My last day at the Valencia County News-Bulletin is Feb. 15 — tomorrow by the time you read this. It wasn’t an easy decision to turn in my resignation, but I am ready for a change. 

After nearly 10 years covering the village of Los Lunas and at least half that amount of time covering the town of Peralta as well, plus stories throughout Valencia County, I’ve gotten to know many of you and feel loyalty to this community.

Luckily, the News-Bulletin has already hired my replacement, Dana Bowley, and I am comforted to know my beat is in good hands.

Bowley has a wealth of knowledge and experience as a newsman and journalist, as well as a history with this newspaper and the New Mexico Press Association.

I’ve tried my best to serve the community as a watchdog of municipal governments and elected boards, and to reveal and/or celebrate the many gems within this county.

When I worked to produce a newspaper for the Cheyenne and Arapaho Tribes of Oklahoma, I learned about a loyalty to community I had not experienced before. I’ve found the same thing among the communities here and have never seen so much generosity and a willingness to help one another as I have seen in Valencia County. People readily rally to help local students, veterans, people stricken by illness or tragedy, hunger or anyone in need.

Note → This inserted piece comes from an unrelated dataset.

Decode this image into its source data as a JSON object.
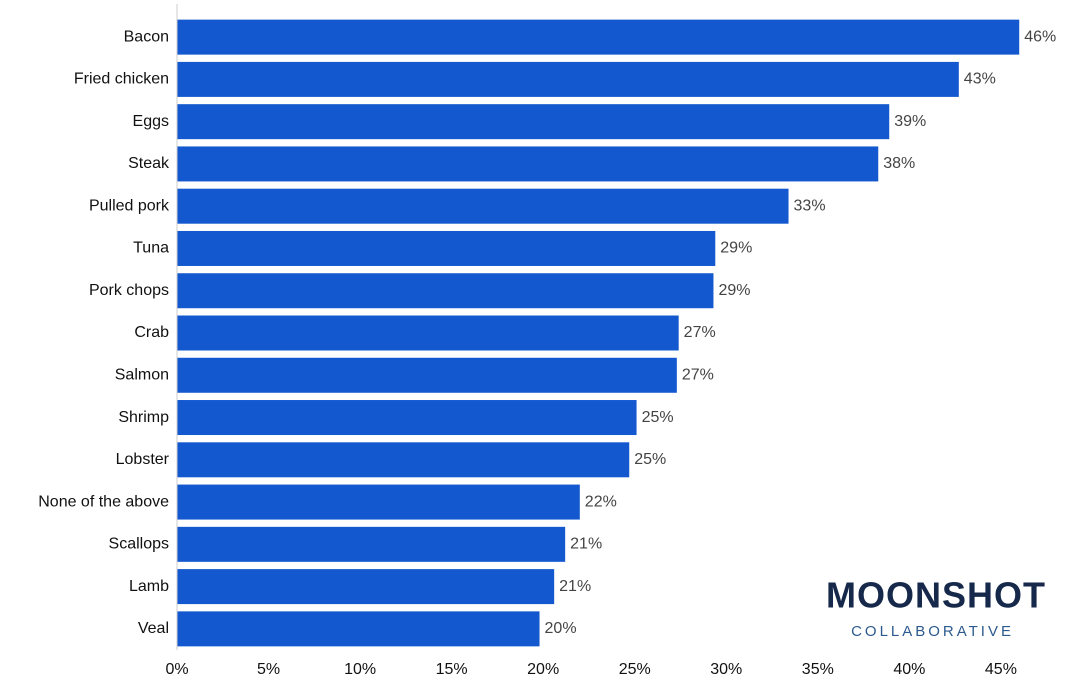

From free prom dresses to college scholarships to funding cancer research to supporting small, local businesses, artists and authors, to buying Christmas presents for less fortunate children. This county has a big heart.

I’ve met so many wonderful and interesting people: historians, artists, veterans, students, parents, department directors and local business owners.

And the history — what a wealth of history in this region of New Mexico. It’s been a pleasure to learn about Vietnam war hero Daniel D. Fernandez, President Teddy Roosevelt’s Roughrider Maximiliano Luna, suffragist Adelina Otero-Warren, the Oklahoman refugees of the Great Depression who were given land purchased by the federal government in what is now Bosque Farms. The county is also rich in many family histories with ancestry dating back hundreds of years.

Reporting for the News-Bulletin has given me so many experiences and encounters I would not otherwise have had. Visiting with Rudolfo Anaya comes to mind, interviewing Bill Maher, too, in one of my first years on the job, the santeros and santeras I’ve met, authors, teachers, movers and shakers, as well as local community members.

There was an assignment where I learned about birds of prey and the woman who cares for injured raptors in Peralta. I got to get right in the cages with her and the birds. I’ll never forget that; it was awesome.

Meeting local musicians, watching them play and listening to their stories has also been one of the perks of the job. The senior center dances were fun to cover. The matanzas and street fairs, chamber awards and high school graduations. I’ve attended about 18 graduations and shared in the teens’ spirit.

I must say meeting and reporting on children with cancer has been alarming. There’s too many and none of them should have to suffer so young.

It says something about our environment; we are only as healthy as our planet and we destroy it at our own peril, especially of our young ones. They are more vulnerable because they are still growing and developing.

I’ve learned so much over the years, from my fellow reporters, the editor and the assistant editor and others in the industry. It’s the longest job I’ve ever held, but it’s time for a new chapter in my life.

I’ve got a couple of freelance jobs lined up but I’m also looking forward to taking some time off and developing new ventures.

I won’t be far. I’ve lived in Albuquerque all these years, and still will as far as I know. So, I hope to see many of you again in the near future.

Thank you all for a lovely ride. Al viaje muchachas y muchachos!